En ce qui concerne les notions théoriques que l’anthropologie pourrait apporter aux autres disciplines, il est clair que le problème évoqué plus haut se pose à nouveau. Ces notions se caractérisent par une approche anti-essentialiste, ce qui handicape fortement la possibilité de contribuer en fournissant des arguments “utilisables”. Cette situation débouche parfois sur des situations indésirables : la culture — et plus généralement la contribution des anthropologues — deviennent des facteurs résiduels dans des modèles dominés par des facteurs socio-économiques. Comme l’écrivent Donnan et McFarlane (1997 : 276), « l’utilisation de “culture” dans ce sens offre une sorte de saveur contextuelle aux débats sur les processus plus “structuraux” (généralement économiques ou politique). En bref, cela devient une catégorie résiduelle » [5]. L’argument de la “culture commerciale” illustre cette tendance : ce qu’on ne parvient pas à expliquer par des raisonnements socio-économiques, on l’attribue à la culture. Les différences culturelles entre groupes devraient alors expliquer pourquoi les différents groupes immigrés ne se comportent pas de la même manière. Etant donné cette difficulté, il est préférable pour l’anthropologie de contribuer non pas par le biais de ses concepts, mais par le biais de sa méthode. Cette idée est classique : l’anthropologie est même parfois décrite comme une démarche scientifique plutôt que comme un ensemble d’idées ou de thèmes de recherche. Et, en effet, dans un domaine comme celui des économies immigrées, développer une approche holistique et étudier l’interaction, au niveau local, des facteurs politiques, économiques et sociaux, en les mettant en rapport avec des critères comme ceux de classe, d’ethnicité ou de genre, représente le principal atout de l’anthropologie. Etudier les économies immigrées comme un « fait social total » n’est pas uniquement une manière de rester fidèle aux pionniers de la discipline comme Marcel Mauss (1950). C’est aussi une manière d’apporter une contribution originale aux sciences sociales. D’un point de vue pratique, cet idéal holistique suppose que les anthropologues disposent d’une bonne connaissance des autres disciplines, ce qui, vu la difficulté de la tâche, est loin d’être toujours le cas.
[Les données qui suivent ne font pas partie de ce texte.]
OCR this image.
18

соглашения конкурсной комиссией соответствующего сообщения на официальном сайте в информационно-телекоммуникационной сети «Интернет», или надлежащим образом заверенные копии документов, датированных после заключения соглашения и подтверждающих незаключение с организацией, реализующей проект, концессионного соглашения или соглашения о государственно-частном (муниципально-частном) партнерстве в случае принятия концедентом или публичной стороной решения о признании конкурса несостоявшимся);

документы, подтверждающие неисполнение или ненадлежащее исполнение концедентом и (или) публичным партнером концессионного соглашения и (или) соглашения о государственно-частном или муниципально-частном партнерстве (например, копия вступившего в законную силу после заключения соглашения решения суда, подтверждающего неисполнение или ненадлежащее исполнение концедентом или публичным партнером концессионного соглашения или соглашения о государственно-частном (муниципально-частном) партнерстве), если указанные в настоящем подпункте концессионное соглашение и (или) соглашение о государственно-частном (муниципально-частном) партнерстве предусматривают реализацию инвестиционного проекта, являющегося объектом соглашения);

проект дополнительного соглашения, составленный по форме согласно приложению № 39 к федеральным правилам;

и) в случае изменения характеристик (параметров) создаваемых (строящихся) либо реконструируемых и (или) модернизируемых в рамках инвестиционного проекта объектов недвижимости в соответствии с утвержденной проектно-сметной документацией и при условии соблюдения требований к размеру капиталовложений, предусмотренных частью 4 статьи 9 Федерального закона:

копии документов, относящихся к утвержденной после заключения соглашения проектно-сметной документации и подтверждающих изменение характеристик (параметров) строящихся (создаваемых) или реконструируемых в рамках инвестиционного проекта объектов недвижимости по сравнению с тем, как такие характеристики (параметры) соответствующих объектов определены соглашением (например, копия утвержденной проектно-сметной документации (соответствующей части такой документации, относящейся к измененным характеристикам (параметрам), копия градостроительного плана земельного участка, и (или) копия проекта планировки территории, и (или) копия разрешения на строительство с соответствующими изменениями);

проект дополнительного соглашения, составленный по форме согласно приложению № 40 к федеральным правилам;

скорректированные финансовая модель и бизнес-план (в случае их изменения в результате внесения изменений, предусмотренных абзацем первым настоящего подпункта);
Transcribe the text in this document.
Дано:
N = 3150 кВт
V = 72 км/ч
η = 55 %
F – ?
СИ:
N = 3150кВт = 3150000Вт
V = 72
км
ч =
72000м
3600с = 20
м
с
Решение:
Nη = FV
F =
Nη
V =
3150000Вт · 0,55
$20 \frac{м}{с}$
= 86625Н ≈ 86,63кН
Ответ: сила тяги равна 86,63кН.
Mais c’est une condition nécessaire si on souhaite aller au-delà de la dénonciation de la culture telle que la définissent les autres disciplines.
Cette ouverture à d’autres sources de savoir doit également inclure des sources non-académiques. Une approche interdisciplinaire doit non seulement intégrer d’autres disciplines mais aussi les vues des acteurs sociaux et des institutions non-académiques. Cela est nécessaire car l’existence de ce type de savoirs et de théories a un impact sur la manière dont les gens pensent et agissent. L’argument de la “culture commerciale” indique en effet que les informateurs des anthropologues réagissent aux discours qui les entourent. Les entrepreneurs turcs en Allemagne sont sensibles aux arguments qui invoquent leur “bosse du commerce”. Ils peuvent eux-mêmes défendre cette idée — comme le font les entrepreneurs d’un certain niveau — ou ils peuvent être influencés dans la manière dont ils se perçoivent eux-mêmes — comme le sont beaucoup d’entrepreneurs relativement modestes.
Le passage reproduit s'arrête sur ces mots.